L’Acier de grain, ou l’Acier de Motte, ou de Mondragon, est apporté d’Espagne par grosses masses. Quand il est bien choisi & bien affiné, il est propre à acérer des outils qui doivent être durs, & avec lesquels on travaille à des ouvrages pénibles, comme à couper le marbre.

L’acier de Damas, est celui qui vient de Damas en Syrie, qui a un grain si fin, qu’il coupe le fer sans être trempé. On dit qu’un Cavalier qui le tient à la main, & qui fait le moulinet en courant, lui donne la trempe par la seule impression de l’air. On le trempe aussi sur un chamois mouillé, en passant le tranchant dessus, comme si on vouloit couper le chamois.

Acier tiré. Terme d’Horlogerie. C’est une verge d’acier passée par une filière cannelée, qui la rend propre à faire des pignons de différens membres, suivant la filière par où il a passé. Traité de l’Horlogerie par Thiout.

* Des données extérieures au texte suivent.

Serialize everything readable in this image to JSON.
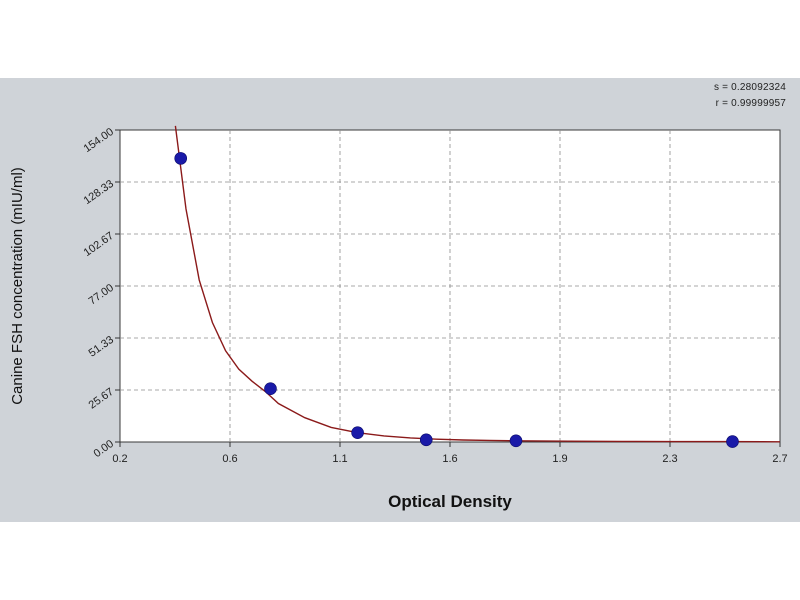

Une bille d’acier est une pièce d’acier qui a quatre ou cinq pouces de long, & deux ou trois lignes d’épaisseur. On envoie aussi de l’acier en barre, & d’autre en pains larges & plats, de différentes grandeurs & épaisseurs. Il n’y a point d’acier en Barbarie ; celui qu’ils emploient, est fait de fer qu’ils étendent en de longues verges, & qu’ils mettent dans des tinettes de terre, où ils lui donnent la trempe avec de l’eau, du sable & des herbes ; puis le font recuire, afin qu’il soit dur comme de l’acier : mais il n’est pas si bon que celui qu’on leur porte d’Europe. Marmol.

Acier, se dit poétiquement d’une épée. Un fin acier lui fit voler la tête de dessus les épaules. On l’a dit de même d’une lancette, dans une belle Ode sur le quinquina.

Le monstre, disoit-on, ne sauroit s’appaiser,
Qu’en recevant toujours de sanglans sacrifices.